La campagne militaire qu’il vécut au sein des Volontaires de l’Ouest entre le 16 novembre 1870 et le 15 août 1871 ne figure d’aucune manière sur ces documents. L’engagement des V.O., trop lié à la religion et à des valeurs s’opposant à la toute jeune République, n’était pas pris en compte.
S’il n’avait pas été considéré soutien de famille, Roger Bleynie aurait sans doute dû faire son service militaire. Présent dans les documents mis en ligne par les Archives départementales de Gironde [6], le registre matricule de Roger Bleynie n’est pas une fiche très riche en informations, mais à peu près l’équivalent du registre de recensement conservé par les A.B.M [7]
- Registre de recensement militaire (page de gauche)
- Registre de recensement militaire (page de droite)
Petit retour en arrière : le 2 août 1869, à peine plus d’un an avant que Roger ne s’engage parmi les V.O., une pièce de théâtre est jouée par des élèves lors de la remise des prix au sein de l’école libre Saint Joseph de Tivoli, institution bordelaise toujours existante [8]. Un certain Roger Bleynie y tient un rôle. Concordance de lieux, de dates, de milieux sociaux et confessionnels : il s’agit sûrement de « notre » Roger, qui approchait de ses quinze ans.
- A Ferney…
- Bordeaux Ecole Saint Joseph de Tivoli (Gallica)

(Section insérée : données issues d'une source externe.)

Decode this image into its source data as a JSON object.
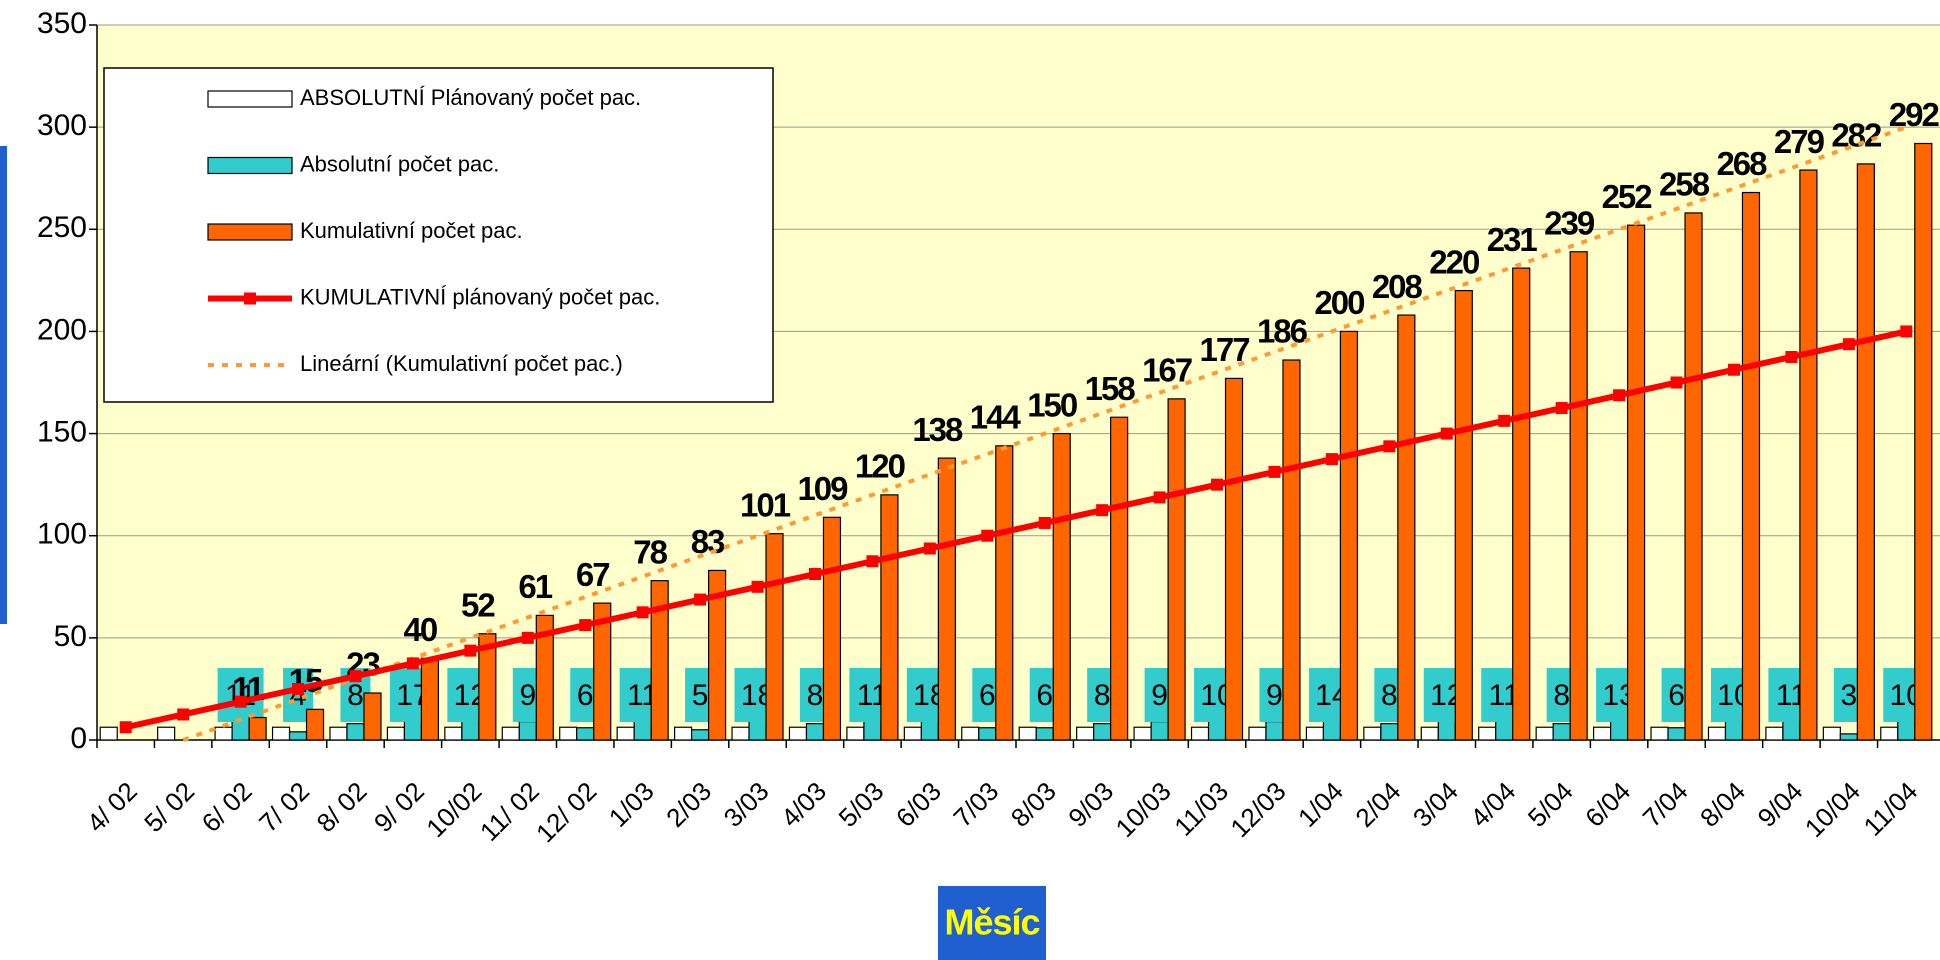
{
  "chart_data": {
    "type": "bar",
    "x_label": "Měsíc",
    "categories": [
      "4/ 02",
      "5/ 02",
      "6/ 02",
      "7/ 02",
      "8/ 02",
      "9/ 02",
      "10/02",
      "11/ 02",
      "12/ 02",
      "1/03",
      "2/03",
      "3/03",
      "4/03",
      "5/03",
      "6/03",
      "7/03",
      "8/03",
      "9/03",
      "10/03",
      "11/03",
      "12/03",
      "1/04",
      "2/04",
      "3/04",
      "4/04",
      "5/04",
      "6/04",
      "7/04",
      "8/04",
      "9/04",
      "10/04",
      "11/04"
    ],
    "series": [
      {
        "name": "ABSOLUTNÍ Plánovaný počet pac.",
        "type": "bar",
        "color": "#ffffff",
        "values": [
          6.25,
          6.25,
          6.25,
          6.25,
          6.25,
          6.25,
          6.25,
          6.25,
          6.25,
          6.25,
          6.25,
          6.25,
          6.25,
          6.25,
          6.25,
          6.25,
          6.25,
          6.25,
          6.25,
          6.25,
          6.25,
          6.25,
          6.25,
          6.25,
          6.25,
          6.25,
          6.25,
          6.25,
          6.25,
          6.25,
          6.25,
          6.25
        ]
      },
      {
        "name": "Absolutní počet pac.",
        "type": "bar",
        "color": "#33cccc",
        "values": [
          null,
          null,
          11,
          4,
          8,
          17,
          12,
          9,
          6,
          11,
          5,
          18,
          8,
          11,
          18,
          6,
          6,
          8,
          9,
          10,
          9,
          14,
          8,
          12,
          11,
          8,
          13,
          6,
          10,
          11,
          3,
          10
        ]
      },
      {
        "name": "Kumulativní počet pac.",
        "type": "bar",
        "color": "#ff6600",
        "values": [
          null,
          null,
          11,
          15,
          23,
          40,
          52,
          61,
          67,
          78,
          83,
          101,
          109,
          120,
          138,
          144,
          150,
          158,
          167,
          177,
          186,
          200,
          208,
          220,
          231,
          239,
          252,
          258,
          268,
          279,
          282,
          292
        ]
      },
      {
        "name": "KUMULATIVNÍ plánovaný počet pac.",
        "type": "line",
        "color": "#ff0000",
        "values": [
          6.25,
          12.5,
          18.75,
          25,
          31.25,
          37.5,
          43.75,
          50,
          56.25,
          62.5,
          68.75,
          75,
          81.25,
          87.5,
          93.75,
          100,
          106.25,
          112.5,
          118.75,
          125,
          131.25,
          137.5,
          143.75,
          150,
          156.25,
          162.5,
          168.75,
          175,
          181.25,
          187.5,
          193.75,
          200
        ]
      },
      {
        "name": "Lineární (Kumulativní počet pac.)",
        "type": "trend",
        "color": "#ff9933",
        "values": [
          null,
          0,
          10,
          20,
          30,
          40,
          50,
          60,
          70,
          80,
          90,
          100,
          110,
          120,
          130,
          140,
          150,
          160,
          170,
          180,
          190,
          200,
          210,
          220,
          230,
          240,
          250,
          260,
          270,
          280,
          290,
          300
        ]
      }
    ],
    "ylim": [
      0,
      350
    ],
    "yticks": [
      0,
      50,
      100,
      150,
      200,
      250,
      300,
      350
    ],
    "grid": true
  }
}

L’acte de décès [9] de Pierre Eugène Bleynie, âgé de 91 ans, le 16 décembre 1879, veuf, né à Masseret (Corrèze) nous donne une nouvelle adresse bordelaise pour Roger : prénommé Louis sur cet acte, il est indiqué être le petit-fils du défunt dont il déclare la mort. Tous deux vivaient 81 rue Montfaucon, pas bien loin de la gare du midi (actuelle gare Saint Jean) et Louis Marie Roger Bleynie, 25 ans, est dit « employé ». La signature nette et décidée de Roger est reconnaissable, identique à celle apposée sur le registre de recensement militaire consulté aux archives de Bordeaux.
- 1879 acte de décès Pierre Bleynie
- 81 rue Montfaucon
Les arbres déposés sur Généanet montrent que Roger Bleynie eût une sœur, Marie, entrée en religion, et un frère, Claude Marie Bonnaventure Xavier, de dix ans plus jeune que lui puisqu’il naquit le 11 janvier 1864 à Bordeaux, un mois après la mort de leur père. Il eut aussi un frère, Pierre, né et mort à Libourne (1855-1856) où leur père était alors procureur impérial. Leur mère, Suzanne Gabrielle de Tartas veuve Bleynie, mourra elle-même quatre ans plus tard à Bordeaux, le 27 décembre 1868.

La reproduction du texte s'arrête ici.